Any business which receives income from the following sources may be affected by partial exemption:

  • Property letting and sales – generally all types of supply of land*
  • Financial services
  • Insurance
  • Betting, gaming and lotteries
  • Education
  • Health and welfare
  • Sport, sports competitions and physical education
  • Cultural services

This list is not exhaustive.

* Most businesses which do not routinely make exempt supplies usually encounter exemption in the area of land and property and it is an easy trap to fall into not to consider VAT when involved in property transactions. This is one area where VAT planning may be of assistance as it is possible in most situations to deliberately choose to add VAT to an exempt supply to avoid a loss of input tax.  This is known as the option to tax, and it is considered in more detail here.

De Minimis relief

There is however relief available for a business in the form of de minimis limits. Broadly, if the total of the irrecoverable directly attributable (to exempt suppliers) and the element of overhead input tax which has been established using a partial exemption method falls to be de minimis, all of that input tax may be recovered in the normal way. The de minimis limit is currently £7,500 per annum of input tax and one half of all input tax for the year.

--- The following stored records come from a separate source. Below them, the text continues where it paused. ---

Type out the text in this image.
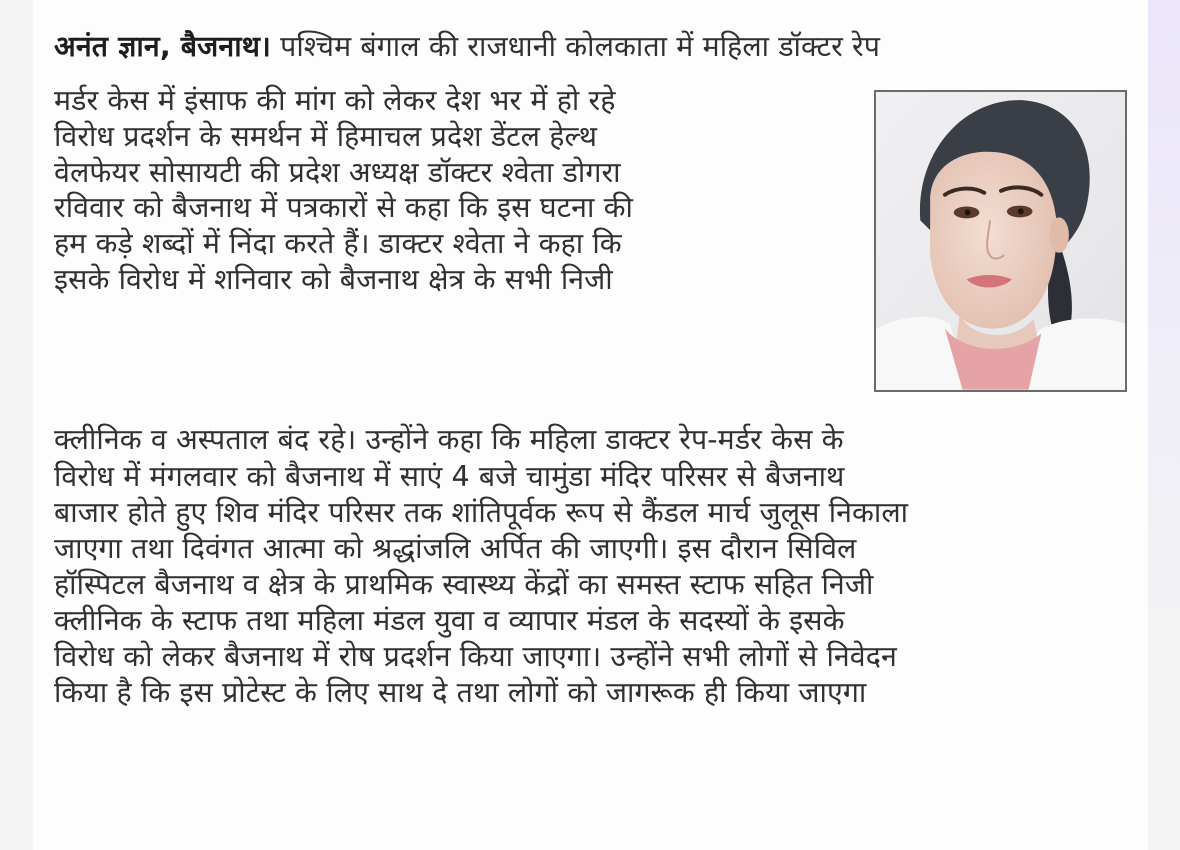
अनंत ज्ञान, बैजनाथ। पश्चिम बंगाल की राजधानी कोलकाता में महिला डॉक्टर रेप
मर्डर केस में इंसाफ की मांग को लेकर देश भर में हो रहे
विरोध प्रदर्शन के समर्थन में हिमाचल प्रदेश डेंटल हेल्थ
वेलफेयर सोसायटी की प्रदेश अध्यक्ष डॉक्टर श्वेता डोगरा
रविवार को बैजनाथ में पत्रकारों से कहा कि इस घटना की
हम कड़े शब्दों में निंदा करते हैं। डाक्टर श्वेता ने कहा कि
इसके विरोध में शनिवार को बैजनाथ क्षेत्र के सभी निजी
क्लीनिक व अस्पताल बंद रहे। उन्होंने कहा कि महिला डाक्टर रेप-मर्डर केस के
विरोध में मंगलवार को बैजनाथ में साएं 4 बजे चामुंडा मंदिर परिसर से बैजनाथ
बाजार होते हुए शिव मंदिर परिसर तक शांतिपूर्वक रूप से कैंडल मार्च जुलूस निकाला
जाएगा तथा दिवंगत आत्मा को श्रद्धांजलि अर्पित की जाएगी। इस दौरान सिविल
हॉस्पिटल बैजनाथ व क्षेत्र के प्राथमिक स्वास्थ्य केंद्रों का समस्त स्टाफ सहित निजी
क्लीनिक के स्टाफ तथा महिला मंडल युवा व व्यापार मंडल के सदस्यों के इसके
विरोध को लेकर बैजनाथ में रोष प्रदर्शन किया जाएगा। उन्होंने सभी लोगों से निवेदन
किया है कि इस प्रोटेस्ट के लिए साथ दे तथा लोगों को जागरूक ही किया जाएगा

As a result, after using the partial exemption method, should the input tax fall below £7,500 (£625 per month) and 50% of all input tax for a year it is recoverable in full. This calculation is required every quarter (for businesses which render returns on a quarterly basis) with a review at the year end, called an annual adjustment carried out at the end of a business’ partial exemption year. The quarterly de minimis is consequently £1,875 of exempt input tax which represents spending of under £10,000 net; not a huge amount.

Should the de minimis limits be breached, all input tax relating to exempt supplies is irrecoverable.

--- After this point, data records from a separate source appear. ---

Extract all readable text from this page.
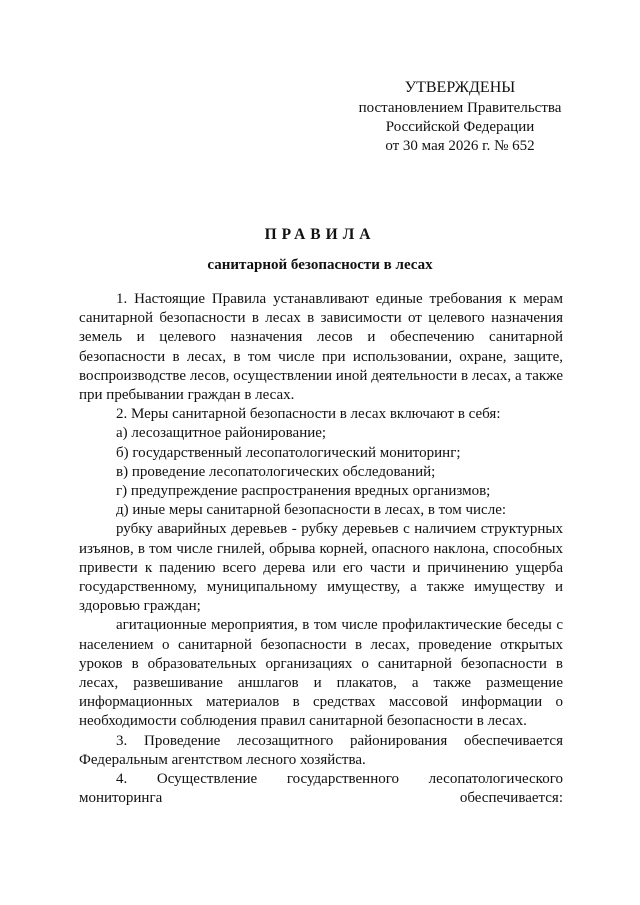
УТВЕРЖДЕНЫ
постановлением Правительства
Российской Федерации
от 30 мая 2026 г. № 652
ПРАВИЛА
санитарной безопасности в лесах

1. Настоящие Правила устанавливают единые требования к мерам санитарной безопасности в лесах в зависимости от целевого назначения земель и целевого назначения лесов и обеспечению санитарной безопасности в лесах, в том числе при использовании, охране, защите, воспроизводстве лесов, осуществлении иной деятельности в лесах, а также при пребывании граждан в лесах.

2. Меры санитарной безопасности в лесах включают в себя:

а) лесозащитное районирование;

б) государственный лесопатологический мониторинг;

в) проведение лесопатологических обследований;

г) предупреждение распространения вредных организмов;

д) иные меры санитарной безопасности в лесах, в том числе:

рубку аварийных деревьев - рубку деревьев с наличием структурных изъянов, в том числе гнилей, обрыва корней, опасного наклона, способных привести к падению всего дерева или его части и причинению ущерба государственному, муниципальному имуществу, а также имуществу и здоровью граждан;

агитационные мероприятия, в том числе профилактические беседы с населением о санитарной безопасности в лесах, проведение открытых уроков в образовательных организациях о санитарной безопасности в лесах, развешивание аншлагов и плакатов, а также размещение информационных материалов в средствах массовой информации о необходимости соблюдения правил санитарной безопасности в лесах.

3. Проведение лесозащитного районирования обеспечивается Федеральным агентством лесного хозяйства.

4. Осуществление государственного лесопатологического мониторинга обеспечивается:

The value for the de minimis limit has been in place for over 25 years (when it was increased by a huge £25 per month) and it is rather ridiculous that it has not been increased to reflect inflation.  This, coupled with the fact that the VAT rate has increased significantly means that the relief which was once very useful for a business has withered away to such an extent that partial exemption catches even very small businesses which I am sure goes against the original purpose of the relief.

In summary – for a business exemption is a burden not a relief.  It represents a real cost in terms of tax payable, time and other resources, in addition to uncertainty. We often find that this is an area which HMRC examine closely and one which benefits from proactive negotiation with HMRC.